Search code examples
javaapachetomcatsolrsolrj

Does removing a <charFilter> from solr schema.xml require a re-index?


I have a solr 4.3.1 core that already has indexed data with the following configuration for a field in its schema.xml. Here is the portion of my schema.xml related to the field, which is the "text" field.

<fields>
    <field name="text" type="text" indexed="true" stored="true" required="false" />
</fields>
<types>
    <fieldType name="text" class="solr.TextField" positionIncrementGap="100">
        <analyzer>
            <charFilter class="solr.HTMLStripCharFilterFactory" />
            <tokenizer class="solr.StandardTokenizerFactory" />
            <filter class="solr.StandardFilterFactory" />
            <filter class="solr.TrimFilterFactory" />
            <filter class="solr.ICUFoldingFilterFactory" />
        </analyzer>
    </fieldType>
</types>

I need to remove the <charFilter> part. The HTMLStripCharFilterFactory filter has a bug that makes it not usable in this scenario (see https://issues.apache.org/jira/browse/SOLR-2834). The bug makes the solrj client not able to handle the response from an analysis request to solr. It is a bug in all versions of solr 4 as far as I can tell and it doesn't look like it is going to be fixed any time soon. I also don't actually use the HTMLStripCharFilterFactory. It was previously put in place but then never used. As a result I have a blocking, unused feature in my schema that I want to remove.

I have a test environment with a copy of all of the data which I have experimented with. In my test, I stopped the tomcat server that was running solr, removed that <charFilter> line, and restarted tomcat. I did not see any negative impact from the change and now solrj is able to properly handle things and I get the results I am expecting. At this point I feel like I can just make the change to schema.xml and that is all I need to do.

However, when I read pages like http://wiki.apache.org/solr/HowToReindex it makes it sound like I would need to reindex because I'm changing schema.xml.
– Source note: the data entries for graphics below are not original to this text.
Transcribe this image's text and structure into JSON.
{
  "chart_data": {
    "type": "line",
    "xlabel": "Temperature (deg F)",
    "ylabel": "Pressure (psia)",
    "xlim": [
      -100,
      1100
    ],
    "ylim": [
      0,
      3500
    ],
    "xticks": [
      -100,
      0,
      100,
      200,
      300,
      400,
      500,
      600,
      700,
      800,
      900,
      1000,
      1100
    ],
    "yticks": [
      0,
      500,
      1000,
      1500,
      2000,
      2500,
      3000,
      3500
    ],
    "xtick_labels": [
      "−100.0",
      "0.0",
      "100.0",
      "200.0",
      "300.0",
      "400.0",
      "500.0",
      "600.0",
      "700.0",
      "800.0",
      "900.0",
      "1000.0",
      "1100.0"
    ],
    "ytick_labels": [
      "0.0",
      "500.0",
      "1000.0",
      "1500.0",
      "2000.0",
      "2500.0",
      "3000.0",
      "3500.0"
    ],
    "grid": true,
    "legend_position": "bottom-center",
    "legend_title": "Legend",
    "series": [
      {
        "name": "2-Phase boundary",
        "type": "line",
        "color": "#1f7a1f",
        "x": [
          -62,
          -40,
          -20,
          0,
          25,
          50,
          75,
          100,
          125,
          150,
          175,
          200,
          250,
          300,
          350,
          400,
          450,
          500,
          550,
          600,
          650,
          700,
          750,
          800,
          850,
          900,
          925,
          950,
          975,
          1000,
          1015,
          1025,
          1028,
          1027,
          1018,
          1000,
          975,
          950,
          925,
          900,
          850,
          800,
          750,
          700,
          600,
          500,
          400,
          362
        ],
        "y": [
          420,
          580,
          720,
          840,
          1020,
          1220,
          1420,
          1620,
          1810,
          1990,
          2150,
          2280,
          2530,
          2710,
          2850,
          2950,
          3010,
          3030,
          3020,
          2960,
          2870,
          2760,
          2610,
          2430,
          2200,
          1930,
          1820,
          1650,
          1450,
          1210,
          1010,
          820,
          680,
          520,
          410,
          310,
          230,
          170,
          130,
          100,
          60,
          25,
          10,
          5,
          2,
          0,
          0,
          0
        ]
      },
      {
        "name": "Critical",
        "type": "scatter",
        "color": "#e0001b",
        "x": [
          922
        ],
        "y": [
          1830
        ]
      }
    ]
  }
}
So in the end, can anyone verify if I would need to re-index or not? What are the risks, if any, to making this change to schema.xml without re-indexing?


Solution

  • It depends what kinds of changes you make to schema.

    If you make changes to schema.xml that apply to existing documents, you would need to reindex for those changes to be applied to your Solr index. You can change schema.xml and not reindex, but then at that point your index can become inconsistent, because new documents that you add to index will have updates.

    In your example above, if you removed charFilter from schema.xml and do not reindex, the old documents already in the index will have charFilter applied to them while new ones getting indexed going forward would not have charFilter, so there will be an inconsistency. So it is recommended to reindex documents if changes apply to existing documents[already in index].

    There are very rare use cases in which reindex is not required.